Tandem mass tag-based quantitative proteomics elucidates the inactivation mechanisms of high-power pulsed microwave treatment on Pseudomonas aeruginosa PAO1

Abstract

This study explored the effect of HPPM treatment (200 Hz for 3, 5, 7, 9, and 11 min) on P. aeruginosa PAO1 inactivation using tandem mass tag-based quantitative proteomics. HPPM demonstrated marked nucleic acid and protein constituents (p < 0.05) and inhibited ATPase activity and intercellular ATP concentration time-dependently. Hence, 9 min was selected for proteomic profiling to avoid any potential thermal effect. A total of 452 proteins (309 = down-regulated; 143 = up-regulated) were identified as differentially accumulated proteins (DAPs). The DAPs were primarily related to energy production and conversion; DNA replication, transcription, and translation, cell membrane composition; amino acid (AA) transport and metabolism, and biofilm formation and quorum sensing (QS). HPPM significantly disrupted cell membrane composition, altered AA metabolism, impeded cell energy generation, and drastically inhibited biofilm formation in P. aeruginosa.

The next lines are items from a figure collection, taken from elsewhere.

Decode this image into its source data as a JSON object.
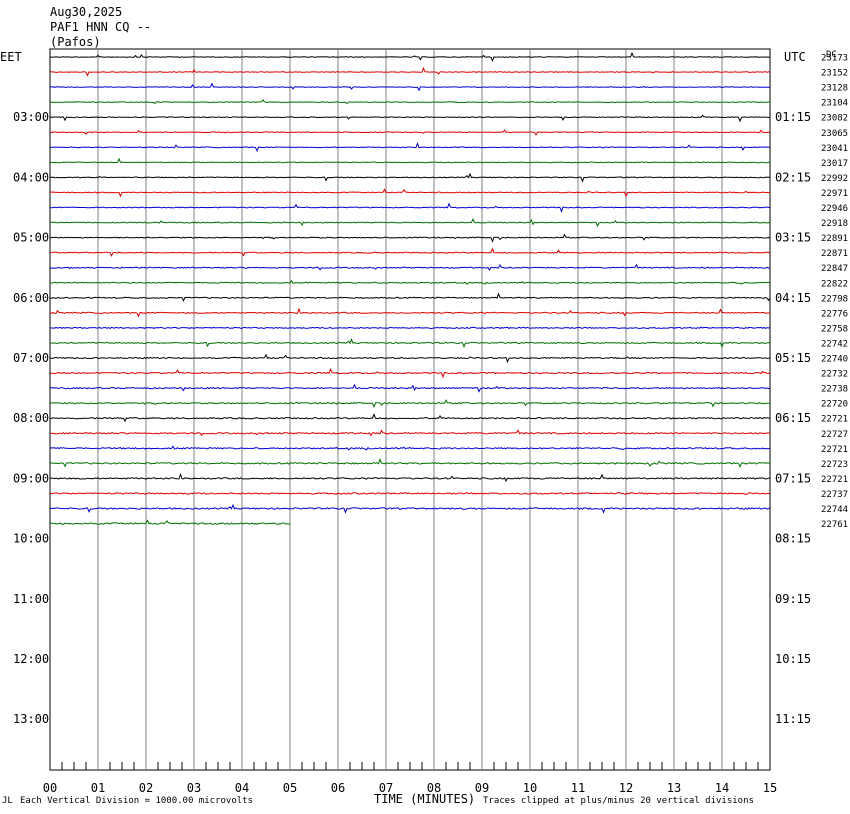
{
  "header": {
    "date": "Aug30,2025",
    "station": "PAF1 HNN CQ --",
    "location": "(Pafos)"
  },
  "chart_data": {
    "type": "line",
    "left_axis_label": "EET",
    "right_axis_label": "UTC",
    "dc_label": "DC",
    "left_hour_labels": [
      "03:00",
      "04:00",
      "05:00",
      "06:00",
      "07:00",
      "08:00",
      "09:00",
      "10:00",
      "11:00",
      "12:00",
      "13:00"
    ],
    "right_hour_labels": [
      "01:15",
      "02:15",
      "03:15",
      "04:15",
      "05:15",
      "06:15",
      "07:15",
      "08:15",
      "09:15",
      "10:15",
      "11:15"
    ],
    "x_tick_labels": [
      "00",
      "01",
      "02",
      "03",
      "04",
      "05",
      "06",
      "07",
      "08",
      "09",
      "10",
      "11",
      "12",
      "13",
      "14",
      "15"
    ],
    "xlabel": "TIME (MINUTES)",
    "xlim": [
      0,
      15
    ],
    "trace_colors": [
      "#000000",
      "#e00000",
      "#0000d0",
      "#007000"
    ],
    "trace_dc_offsets": [
      23173,
      23152,
      23128,
      23104,
      23082,
      23065,
      23041,
      23017,
      22992,
      22971,
      22946,
      22918,
      22891,
      22871,
      22847,
      22822,
      22798,
      22776,
      22758,
      22742,
      22740,
      22732,
      22738,
      22720,
      22721,
      22727,
      22721,
      22723,
      22721,
      22737,
      22744,
      22761
    ],
    "last_trace_end_minute": 5.0
  },
  "footer": {
    "scale_note": "Each Vertical Division = 1000.00 microvolts",
    "clip_note": "Traces clipped at plus/minus 20 vertical divisions"
  }
}
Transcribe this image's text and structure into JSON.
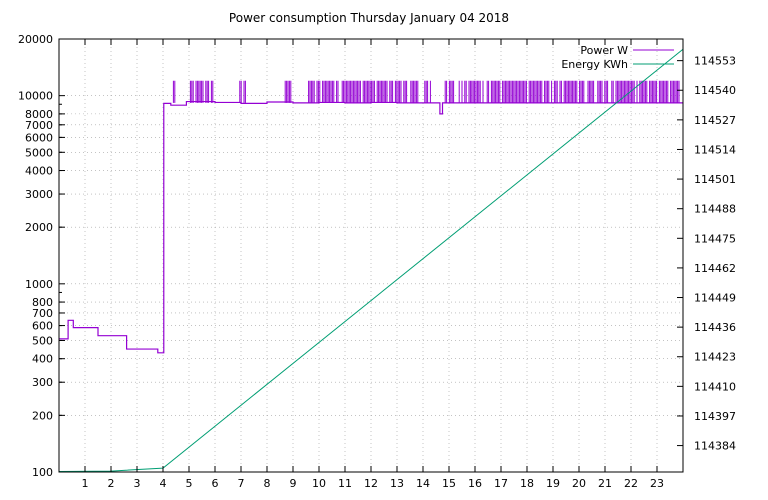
{
  "chart_data": {
    "type": "line",
    "title": "Power consumption Thursday January 04 2018",
    "xlabel": "",
    "ylabel": "",
    "y2label": "",
    "x_range": [
      0,
      24
    ],
    "x_ticks": [
      1,
      2,
      3,
      4,
      5,
      6,
      7,
      8,
      9,
      10,
      11,
      12,
      13,
      14,
      15,
      16,
      17,
      18,
      19,
      20,
      21,
      22,
      23
    ],
    "y_scale": "log",
    "y_range": [
      100,
      20000
    ],
    "y_ticks": [
      100,
      200,
      300,
      400,
      500,
      600,
      700,
      800,
      1000,
      2000,
      3000,
      4000,
      5000,
      6000,
      7000,
      8000,
      10000,
      20000
    ],
    "y2_range": [
      114372.4,
      114562.5
    ],
    "y2_ticks": [
      114384,
      114397,
      114410,
      114423,
      114436,
      114449,
      114462,
      114475,
      114488,
      114501,
      114514,
      114527,
      114540,
      114553
    ],
    "grid": true,
    "legend_position": "top-right",
    "series": [
      {
        "name": "Power W",
        "axis": "y",
        "color": "#9400d3",
        "steps": [
          {
            "x": 0.0,
            "y": 510
          },
          {
            "x": 0.35,
            "y": 640
          },
          {
            "x": 0.55,
            "y": 585
          },
          {
            "x": 1.5,
            "y": 530
          },
          {
            "x": 2.6,
            "y": 450
          },
          {
            "x": 3.8,
            "y": 430
          },
          {
            "x": 4.03,
            "y": 9100
          },
          {
            "x": 4.3,
            "y": 8900
          },
          {
            "x": 4.9,
            "y": 9300
          },
          {
            "x": 6.0,
            "y": 9200
          },
          {
            "x": 7.0,
            "y": 9100
          },
          {
            "x": 8.0,
            "y": 9250
          },
          {
            "x": 9.0,
            "y": 9150
          },
          {
            "x": 10.0,
            "y": 9200
          },
          {
            "x": 11.0,
            "y": 9150
          },
          {
            "x": 12.0,
            "y": 9200
          },
          {
            "x": 13.0,
            "y": 9150
          },
          {
            "x": 14.0,
            "y": 9150
          },
          {
            "x": 14.65,
            "y": 8000
          },
          {
            "x": 14.75,
            "y": 9150
          },
          {
            "x": 24.0,
            "y": 9150
          }
        ],
        "spike_high": 12000,
        "spike_regions": [
          [
            4.4,
            4.5
          ],
          [
            5.0,
            6.0
          ],
          [
            6.9,
            7.2
          ],
          [
            8.7,
            9.0
          ],
          [
            9.6,
            14.3
          ],
          [
            14.8,
            24.0
          ]
        ]
      },
      {
        "name": "Energy KWh",
        "axis": "y2",
        "color": "#009e73",
        "points": [
          {
            "x": 0.0,
            "y": 114372.6
          },
          {
            "x": 2.0,
            "y": 114372.8
          },
          {
            "x": 4.0,
            "y": 114374.1
          },
          {
            "x": 24.0,
            "y": 114558.0
          }
        ]
      }
    ]
  }
}
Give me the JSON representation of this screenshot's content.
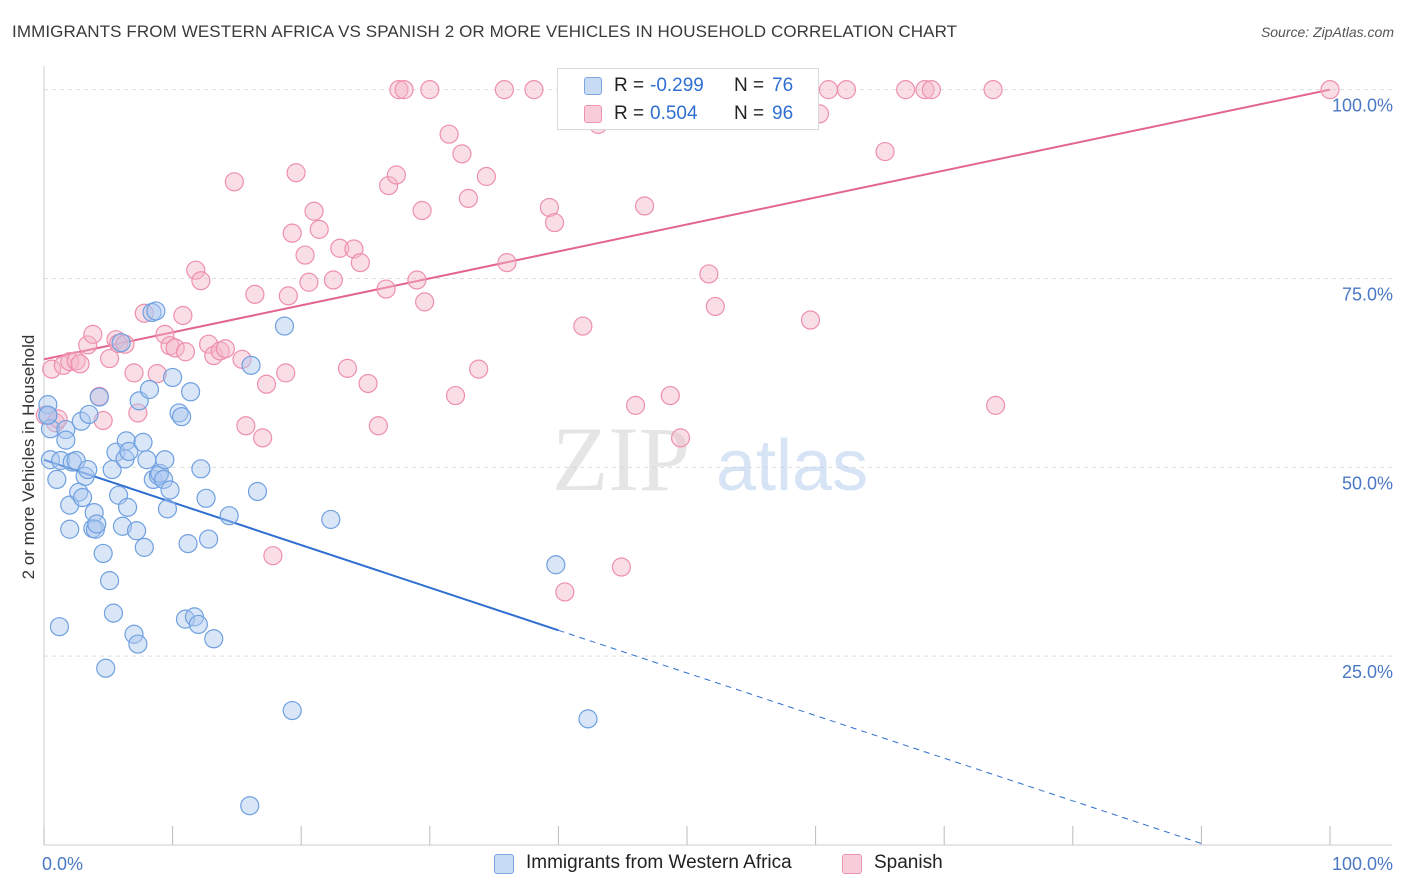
{
  "title": "IMMIGRANTS FROM WESTERN AFRICA VS SPANISH 2 OR MORE VEHICLES IN HOUSEHOLD CORRELATION CHART",
  "source": "Source: ZipAtlas.com",
  "watermark": {
    "zip": "ZIP",
    "atlas": "atlas"
  },
  "legend_top": {
    "rows": [
      {
        "r_label": "R =",
        "r_value": "-0.299",
        "n_label": "N =",
        "n_value": "76",
        "color": "#aac7ef"
      },
      {
        "r_label": "R =",
        "r_value": "0.504",
        "n_label": "N =",
        "n_value": "96",
        "color": "#f5b6c8"
      }
    ]
  },
  "legend_bottom": [
    {
      "label": "Immigrants from Western Africa",
      "color": "#aac7ef"
    },
    {
      "label": "Spanish",
      "color": "#f5b6c8"
    }
  ],
  "chart_data": {
    "type": "scatter",
    "title": "IMMIGRANTS FROM WESTERN AFRICA VS SPANISH 2 OR MORE VEHICLES IN HOUSEHOLD CORRELATION CHART",
    "xlabel": "",
    "ylabel": "2 or more Vehicles in Household",
    "xlim": [
      0,
      100
    ],
    "ylim": [
      0,
      102.6
    ],
    "x_tick_labels": [
      {
        "value": 0,
        "label": "0.0%"
      },
      {
        "value": 100,
        "label": "100.0%"
      }
    ],
    "y_tick_labels": [
      {
        "value": 25,
        "label": "25.0%"
      },
      {
        "value": 50,
        "label": "50.0%"
      },
      {
        "value": 75,
        "label": "75.0%"
      },
      {
        "value": 100,
        "label": "100.0%"
      }
    ],
    "x_minor_ticks": [
      0,
      10,
      20,
      30,
      40,
      50,
      60,
      70,
      80,
      90,
      100
    ],
    "series": [
      {
        "name": "Immigrants from Western Africa",
        "color": "#6fa0e0",
        "fill": "#aac7ef",
        "trend": {
          "x0": 0,
          "y0": 51.0,
          "x_solid_end": 40.0,
          "x1": 90.0,
          "y1": 0.2,
          "color": "#2f6fd1"
        },
        "points": [
          [
            0.3,
            58.3
          ],
          [
            0.3,
            56.9
          ],
          [
            0.5,
            55.1
          ],
          [
            0.5,
            51.0
          ],
          [
            1.0,
            48.4
          ],
          [
            1.2,
            28.9
          ],
          [
            1.3,
            50.9
          ],
          [
            1.7,
            55.0
          ],
          [
            1.7,
            53.6
          ],
          [
            2.0,
            41.8
          ],
          [
            2.0,
            45.0
          ],
          [
            2.2,
            50.7
          ],
          [
            2.5,
            50.9
          ],
          [
            2.7,
            46.7
          ],
          [
            2.9,
            56.1
          ],
          [
            3.0,
            46.0
          ],
          [
            3.2,
            48.8
          ],
          [
            3.4,
            49.7
          ],
          [
            3.5,
            57.0
          ],
          [
            3.8,
            41.9
          ],
          [
            3.9,
            44.0
          ],
          [
            4.0,
            41.8
          ],
          [
            4.1,
            42.5
          ],
          [
            4.3,
            59.3
          ],
          [
            4.6,
            38.6
          ],
          [
            4.8,
            23.4
          ],
          [
            5.1,
            35.0
          ],
          [
            5.3,
            49.7
          ],
          [
            5.4,
            30.7
          ],
          [
            5.6,
            52.0
          ],
          [
            5.8,
            46.3
          ],
          [
            6.1,
            42.2
          ],
          [
            6.3,
            51.1
          ],
          [
            6.4,
            53.5
          ],
          [
            6.5,
            44.7
          ],
          [
            6.6,
            52.1
          ],
          [
            7.0,
            27.9
          ],
          [
            7.2,
            41.6
          ],
          [
            7.3,
            26.6
          ],
          [
            7.4,
            58.8
          ],
          [
            7.7,
            53.3
          ],
          [
            7.8,
            39.4
          ],
          [
            8.0,
            51.0
          ],
          [
            8.2,
            60.3
          ],
          [
            8.4,
            70.5
          ],
          [
            8.5,
            48.4
          ],
          [
            8.7,
            70.7
          ],
          [
            8.9,
            48.9
          ],
          [
            9.0,
            49.2
          ],
          [
            9.3,
            48.4
          ],
          [
            9.4,
            51.0
          ],
          [
            9.6,
            44.5
          ],
          [
            9.8,
            47.0
          ],
          [
            10.0,
            61.9
          ],
          [
            10.5,
            57.2
          ],
          [
            10.7,
            56.7
          ],
          [
            11.0,
            29.9
          ],
          [
            11.2,
            39.9
          ],
          [
            11.4,
            60.0
          ],
          [
            11.7,
            30.2
          ],
          [
            12.0,
            29.2
          ],
          [
            12.2,
            49.8
          ],
          [
            12.6,
            45.9
          ],
          [
            12.8,
            40.5
          ],
          [
            13.2,
            27.3
          ],
          [
            14.4,
            43.6
          ],
          [
            16.0,
            5.2
          ],
          [
            16.1,
            63.5
          ],
          [
            16.6,
            46.8
          ],
          [
            18.7,
            68.7
          ],
          [
            19.3,
            17.8
          ],
          [
            22.3,
            43.1
          ],
          [
            39.8,
            37.1
          ],
          [
            42.3,
            16.7
          ],
          [
            0.3,
            56.9
          ],
          [
            6.0,
            66.5
          ]
        ]
      },
      {
        "name": "Spanish",
        "color": "#ee8fad",
        "fill": "#f5b6c8",
        "trend": {
          "x0": 0,
          "y0": 64.3,
          "x1": 100,
          "y1": 100.0,
          "color": "#e2648f"
        },
        "points": [
          [
            0.1,
            56.9
          ],
          [
            0.6,
            63.0
          ],
          [
            0.9,
            55.9
          ],
          [
            1.1,
            56.4
          ],
          [
            1.5,
            63.5
          ],
          [
            2.0,
            64.0
          ],
          [
            2.5,
            64.1
          ],
          [
            2.8,
            63.7
          ],
          [
            3.4,
            66.2
          ],
          [
            3.8,
            67.6
          ],
          [
            4.3,
            59.4
          ],
          [
            4.6,
            56.2
          ],
          [
            5.1,
            64.4
          ],
          [
            5.6,
            66.9
          ],
          [
            5.8,
            66.4
          ],
          [
            6.3,
            66.3
          ],
          [
            7.0,
            62.5
          ],
          [
            7.3,
            57.2
          ],
          [
            7.8,
            70.4
          ],
          [
            8.8,
            62.4
          ],
          [
            9.4,
            67.6
          ],
          [
            9.8,
            66.1
          ],
          [
            10.2,
            65.8
          ],
          [
            10.8,
            70.1
          ],
          [
            11.0,
            65.3
          ],
          [
            11.8,
            76.1
          ],
          [
            12.2,
            74.7
          ],
          [
            12.8,
            66.3
          ],
          [
            13.2,
            64.8
          ],
          [
            13.7,
            65.4
          ],
          [
            14.1,
            65.7
          ],
          [
            14.8,
            87.8
          ],
          [
            15.4,
            64.3
          ],
          [
            15.7,
            55.5
          ],
          [
            16.4,
            72.9
          ],
          [
            17.0,
            53.9
          ],
          [
            17.3,
            61.0
          ],
          [
            17.8,
            38.3
          ],
          [
            18.8,
            62.5
          ],
          [
            19.0,
            72.7
          ],
          [
            19.3,
            81.0
          ],
          [
            19.6,
            89.0
          ],
          [
            20.3,
            78.1
          ],
          [
            20.6,
            74.5
          ],
          [
            21.0,
            83.9
          ],
          [
            21.4,
            81.5
          ],
          [
            22.5,
            74.8
          ],
          [
            23.0,
            79.0
          ],
          [
            23.6,
            63.1
          ],
          [
            24.1,
            78.9
          ],
          [
            24.6,
            77.1
          ],
          [
            25.2,
            61.1
          ],
          [
            26.0,
            55.5
          ],
          [
            26.6,
            73.6
          ],
          [
            26.8,
            87.3
          ],
          [
            27.4,
            88.7
          ],
          [
            27.6,
            100.0
          ],
          [
            28.0,
            100.0
          ],
          [
            29.0,
            74.8
          ],
          [
            29.4,
            84.0
          ],
          [
            29.6,
            71.9
          ],
          [
            30.0,
            100.0
          ],
          [
            31.5,
            94.1
          ],
          [
            32.0,
            59.5
          ],
          [
            32.5,
            91.5
          ],
          [
            33.0,
            85.6
          ],
          [
            33.8,
            63.0
          ],
          [
            34.4,
            88.5
          ],
          [
            35.8,
            100.0
          ],
          [
            36.0,
            77.1
          ],
          [
            38.1,
            100.0
          ],
          [
            39.3,
            84.4
          ],
          [
            39.7,
            82.4
          ],
          [
            40.5,
            33.5
          ],
          [
            41.9,
            68.7
          ],
          [
            43.1,
            95.4
          ],
          [
            44.9,
            36.8
          ],
          [
            46.0,
            58.2
          ],
          [
            46.7,
            84.6
          ],
          [
            48.7,
            59.5
          ],
          [
            49.5,
            53.9
          ],
          [
            51.7,
            75.6
          ],
          [
            52.2,
            71.3
          ],
          [
            54.0,
            100.0
          ],
          [
            55.0,
            100.0
          ],
          [
            59.6,
            69.5
          ],
          [
            60.3,
            96.8
          ],
          [
            61.0,
            100.0
          ],
          [
            62.4,
            100.0
          ],
          [
            65.4,
            91.8
          ],
          [
            67.0,
            100.0
          ],
          [
            68.5,
            100.0
          ],
          [
            69.0,
            100.0
          ],
          [
            73.8,
            100.0
          ],
          [
            74.0,
            58.2
          ],
          [
            100.0,
            100.0
          ]
        ]
      }
    ]
  }
}
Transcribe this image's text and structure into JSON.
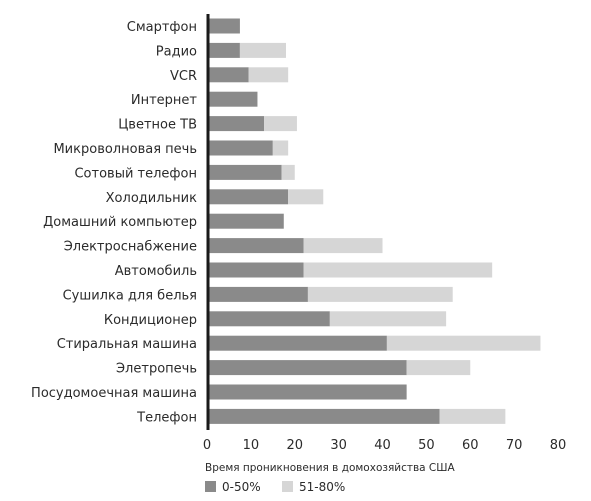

This study provided insights into the underlying mechanisms of HPPM against P. aeruginosa at the proteomic level. Industrial relevancePseudomonas aeruginosa is a key spoiler implicated in food contamination. High-power pulsed microwave (HPPM) is a potential non-thermal inactivation technology. However, the underlying mechanism to validate its efficacy remains unclear. This study provides the industry with the inactivation efficacy of HPPM against P. aeruginosa, highlighting insights into the molecular and biochemical changes after treatment and its remarkable potential to control cross-contamination in food processing, food services, and clinical environments.